Andrew Kostecka III

Oviedo CB
- Position: Shooting guard
- League: LEB Oro

Personal information
- Born: August 19, 1997 (age 29)
- Listed height: 6 ft 4 in (1.93 m)
- Listed weight: 189 lb (86 kg)

Career information
- High school: Clarksburg (Clarksburg, Maryland)
- College: Loyola (Maryland) (2016–2020)
- NBA draft: 2020: undrafted
- Playing career: 2021–present

Career history
- 2021–present: Oviedo CB

Career highlights
- 2x First-team All-Patriot League (2019, 2020); 3x Patriot League All-Defensive Team (2018–2020);

= Andrew Kostecka III =

American basketball player (born 1997)

Andrew Edward Kostecka III (born August 19, 1997) is an American professional basketball player for Oviedo CB of the Spanish LEB Oro. He played college basketball for Loyola (Maryland).

==High school career==
Kostecka grew up in Germantown, Maryland and played soccer in addition to basketball. He attended Clarksburg High School, where he was coached by GJ Kissal.
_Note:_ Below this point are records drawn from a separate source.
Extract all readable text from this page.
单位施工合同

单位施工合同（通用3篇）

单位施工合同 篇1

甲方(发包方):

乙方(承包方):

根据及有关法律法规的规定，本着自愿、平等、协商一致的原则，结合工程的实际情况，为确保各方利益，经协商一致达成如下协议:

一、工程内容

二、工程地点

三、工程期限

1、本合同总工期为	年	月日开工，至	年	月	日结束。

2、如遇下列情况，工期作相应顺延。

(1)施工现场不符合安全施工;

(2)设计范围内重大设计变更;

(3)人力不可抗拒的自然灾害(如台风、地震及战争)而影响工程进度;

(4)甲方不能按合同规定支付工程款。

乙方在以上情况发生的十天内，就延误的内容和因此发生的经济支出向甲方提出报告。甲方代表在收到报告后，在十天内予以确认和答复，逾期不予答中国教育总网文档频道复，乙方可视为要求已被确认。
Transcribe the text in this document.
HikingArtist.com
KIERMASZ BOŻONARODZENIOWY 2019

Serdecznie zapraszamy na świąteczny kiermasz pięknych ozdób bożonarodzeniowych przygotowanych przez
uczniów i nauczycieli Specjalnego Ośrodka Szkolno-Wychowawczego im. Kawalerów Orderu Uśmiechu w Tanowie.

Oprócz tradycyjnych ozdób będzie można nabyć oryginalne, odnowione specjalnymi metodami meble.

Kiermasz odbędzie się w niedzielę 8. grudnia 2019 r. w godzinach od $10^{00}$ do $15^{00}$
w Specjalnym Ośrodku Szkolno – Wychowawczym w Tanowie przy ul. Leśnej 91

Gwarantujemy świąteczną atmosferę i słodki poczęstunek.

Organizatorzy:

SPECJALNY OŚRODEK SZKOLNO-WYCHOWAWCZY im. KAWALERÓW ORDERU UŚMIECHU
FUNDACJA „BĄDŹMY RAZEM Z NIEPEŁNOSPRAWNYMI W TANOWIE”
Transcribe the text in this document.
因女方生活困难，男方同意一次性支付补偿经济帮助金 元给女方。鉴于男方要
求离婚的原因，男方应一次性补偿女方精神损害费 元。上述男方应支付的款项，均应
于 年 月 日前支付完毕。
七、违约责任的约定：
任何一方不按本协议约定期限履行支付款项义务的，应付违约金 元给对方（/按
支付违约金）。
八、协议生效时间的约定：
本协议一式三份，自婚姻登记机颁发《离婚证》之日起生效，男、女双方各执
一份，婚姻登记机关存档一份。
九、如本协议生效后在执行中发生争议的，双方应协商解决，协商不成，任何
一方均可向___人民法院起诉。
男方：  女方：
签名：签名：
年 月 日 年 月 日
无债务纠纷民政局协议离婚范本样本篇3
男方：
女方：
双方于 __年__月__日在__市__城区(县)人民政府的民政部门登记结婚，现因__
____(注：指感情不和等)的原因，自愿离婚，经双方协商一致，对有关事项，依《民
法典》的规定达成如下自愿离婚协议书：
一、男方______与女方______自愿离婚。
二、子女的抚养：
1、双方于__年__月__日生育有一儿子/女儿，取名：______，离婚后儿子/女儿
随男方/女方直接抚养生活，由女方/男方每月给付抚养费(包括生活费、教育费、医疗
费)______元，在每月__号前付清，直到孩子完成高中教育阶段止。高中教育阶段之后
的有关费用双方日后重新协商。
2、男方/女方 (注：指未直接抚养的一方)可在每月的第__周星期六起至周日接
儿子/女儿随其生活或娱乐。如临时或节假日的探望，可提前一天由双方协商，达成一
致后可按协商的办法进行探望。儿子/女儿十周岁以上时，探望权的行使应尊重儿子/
As a sophomore, he led Clarksburg to its first Class 4A West regional finals before losing to Walt Whitman High School. Kostecka suffered a quad contusion as a junior, forcing him to miss more than half the season. He led the team to the Class 4A West regional finals as a senior, where they again lost to Walt Whitman. He averaged 19.6 points, 6.3 rebounds and 2.5 assists per game as a senior. Kostecka played AAU basketball for DC Assault initially, starting on the B team before becoming a key player. After DC Assault was disbanded, he joined Team Takeover. Kostecka committed to Holy Cross after impressing the coaches during a scrimmage, but switched his commitment to Loyola (Maryland).

==College career==
Kostecka averaged 7.1 points, 2.1 rebounds, and 1.1 assists per game as a freshman. As a sophomore, he averaged 11 points, 3.7 rebounds, and 1.8 assists per game, earning Patriot League All-Defensive Team honors. Coming into his junior season, Kostecka was expected to help fill the scoring void left by the graduated Andre Walker and Cam Gregory. He averaged 21.3 points, 4.8 rebounds and 2.4 assists per game as a junior, shooting 52.3 percent from the field. Kostecka was named to the First Team All-Patriot League. On January 2, 2020, he scored a career-high 37 points, becoming the 10th player in school history to reach 1,500 career points in an 80–70 win against Holy Cross. He missed a game against Lafayette on January 11 with a sprained ankle. As a senior, Kostecka averaged 19.9 points, 5.2 rebounds, 2.5 assists, and 1.9 steals per game. He was named to the First Team All-Patriot League and became the second player in conference history (after Bucknell's Stephen Brown) to be named to the All-Defensive Team three times.

==Professional career==
On November 15, 2020, Kostecka signed his first professional contract with Hapoel Afula of the Israeli National League. On July 21, 2021, he signed with Oviedo CB of the LEB Oro. After losing his rookie season to COVID-19, the 2021–2022 season with Oviedo will be his first year playing professionally.

==Personal life==
Kostecka is the son of Lana and Andy Kostecka Jr., both of whom were high school athletes. His older sister Laurie played high school basketball and played softball at the University of Tampa. Kostecka's grandfather Andy Kostecka played college basketball at Georgetown and professionally in the Basketball Association of America. Kostecka also plays golf, and began playing piano after his grandfather taught him at a young age. He is a fan of the Maryland Terrapins, particularly Greivis Vásquez, whom he met at the age of 14.